DETAILED DESCRIPTION OF THE INVENTION The present invention relates to an audio packet decoding method that can easily reproduce high-quality audio.

In recent years, systems have been proposed in which audio is digitized using the PCM method, etc., and further converted into packets, which are transmitted and received via a packet switching device. When audio is transmitted in the form of packets, it is common to use a method in which only voiced sounds are transmitted as packets in order to increase transmission efficiency or reduce the amount of processing required by the packet switching system. In this case, it is necessary for the sending side to notify the receiving side of the presence or absence of a silent section, its length, etc., but in the conventional method, the sending side first forms the audio into audio blocks at predetermined intervals, regardless of whether or not there is sound. At the same time, a serial number is sequentially assigned to each audio block, and then it is determined whether each audio data block has sound or no sound, and only those with sound are sent out as audio packets.On the other hand, on the receiving side, the serial numbers assigned with the serial numbers are A method was used in which audio packets were demodulated and reproduced in that order, and silence was generated for packets corresponding to missing numbers. In this method, a buffer memory is provided on the receiving side, and means is provided to search for a packet with a specific serial number among the packets stored in the buffer memory.
This requires a control device with sophisticated logical judgment functions, such as means for searching for packets corresponding to missing numbers among the serial numbers, and this type of function usually cannot be realized with simple hardware alone.

The present invention has been made in view of the above-mentioned drawbacks, and includes means for receiving silent interval information, active voice data, and a write control signal from a packet receiving device, and storing the silent interval information and voice data. means for specifying a write address to the storage means, means for specifying a read address from the storage means, means for generating silence according to silence interval information from the storage means, and the write address designation means. means for detecting that the reading address specifying means specifies the same address; means for controlling such that silence is generated when there is an output from the detecting means; and silent interval information received when there is an output from the detecting means. By converting to a constant value and creating new silent interval information, the above-mentioned drawbacks are eliminated, and economical audio is easy to design and adjust without requiring software to realize advanced logical judgment functions. It provides a packet decoding method. The present invention will be described in detail below with reference to the drawings.

FIG. 1 is a block diagram showing an embodiment of a decoding device according to the audio packet decoding method of the present invention.

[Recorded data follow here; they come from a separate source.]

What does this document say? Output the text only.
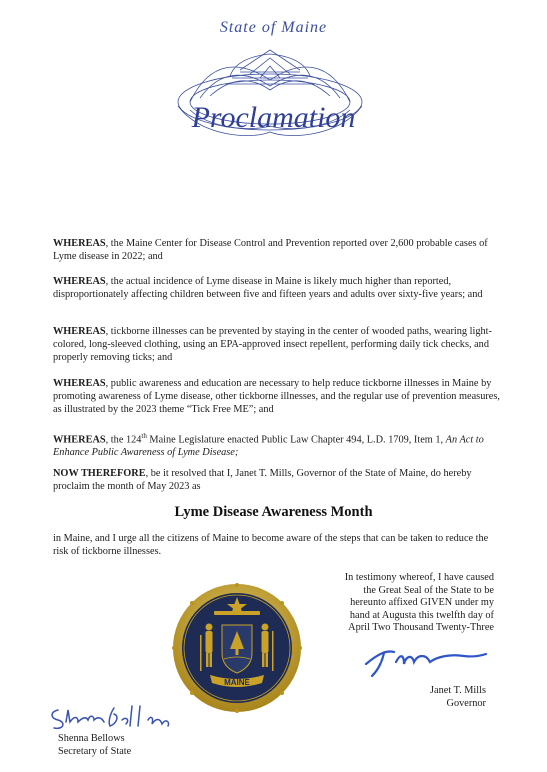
State of Maine
Proclamation

WHEREAS, the Maine Center for Disease Control and Prevention reported over 2,600 probable cases of Lyme disease in 2022; and

WHEREAS, the actual incidence of Lyme disease in Maine is likely much higher than reported, disproportionately affecting children between five and fifteen years and adults over sixty-five years; and

WHEREAS, tickborne illnesses can be prevented by staying in the center of wooded paths, wearing light-colored, long-sleeved clothing, using an EPA-approved insect repellent, performing daily tick checks, and properly removing ticks; and

WHEREAS, public awareness and education are necessary to help reduce tickborne illnesses in Maine by promoting awareness of Lyme disease, other tickborne illnesses, and the regular use of prevention measures, as illustrated by the 2023 theme “Tick Free ME”; and

WHEREAS, the 124th Maine Legislature enacted Public Law Chapter 494, L.D. 1709, Item 1, An Act to Enhance Public Awareness of Lyme Disease;

NOW THEREFORE, be it resolved that I, Janet T. Mills, Governor of the State of Maine, do hereby proclaim the month of May 2023 as

Lyme Disease Awareness Month

in Maine, and I urge all the citizens of Maine to become aware of the steps that can be taken to reduce the risk of tickborne illnesses.

In testimony whereof, I have caused
the Great Seal of the State to be
hereunto affixed GIVEN under my
hand at Augusta this twelfth day of
April Two Thousand Twenty-Three
MAINE
Janet T. Mills
Governor
Shenna Bellows
Secretary of State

In the figure, VD is active audio data, DIF is silent interval information, WP is a write control signal, CTL is a control circuit, M is a memory, WG is a write gate, WAC is a write address counter, RAC is a read address counter, D is the identification circuit, CLK is the clock circuit, DET is the detection circuit, BUF is the buffer circuit,
DEC is the decoder, VF is the original audio signal, OR is the OR circuit, 10 is the AND circuit, 11 is the data line, 12 is the data line, 13 is the write address counter WAC
14 is the read address signal that is the output of the read address counter RAC, 15 is the output line, 16 is the output line, 17 is the control line, 18 is the increment clock signal, 19 is the OR circuit OR 20 is a write/read control signal for audio data in the memory M, 21 is a write/read control signal for silent section information in the memory M, and 22 is a control signal for the write gate WG to convert the silent section information into a constant value. 23 is a step control signal for the write address counter WAC of memory M, 2
4 is a read address update prohibition signal based on the silent interval information output from the identification circuit D, and 25 is an address match signal output by the detection circuit DET when the write address signal 13 and the read address signal 14 match.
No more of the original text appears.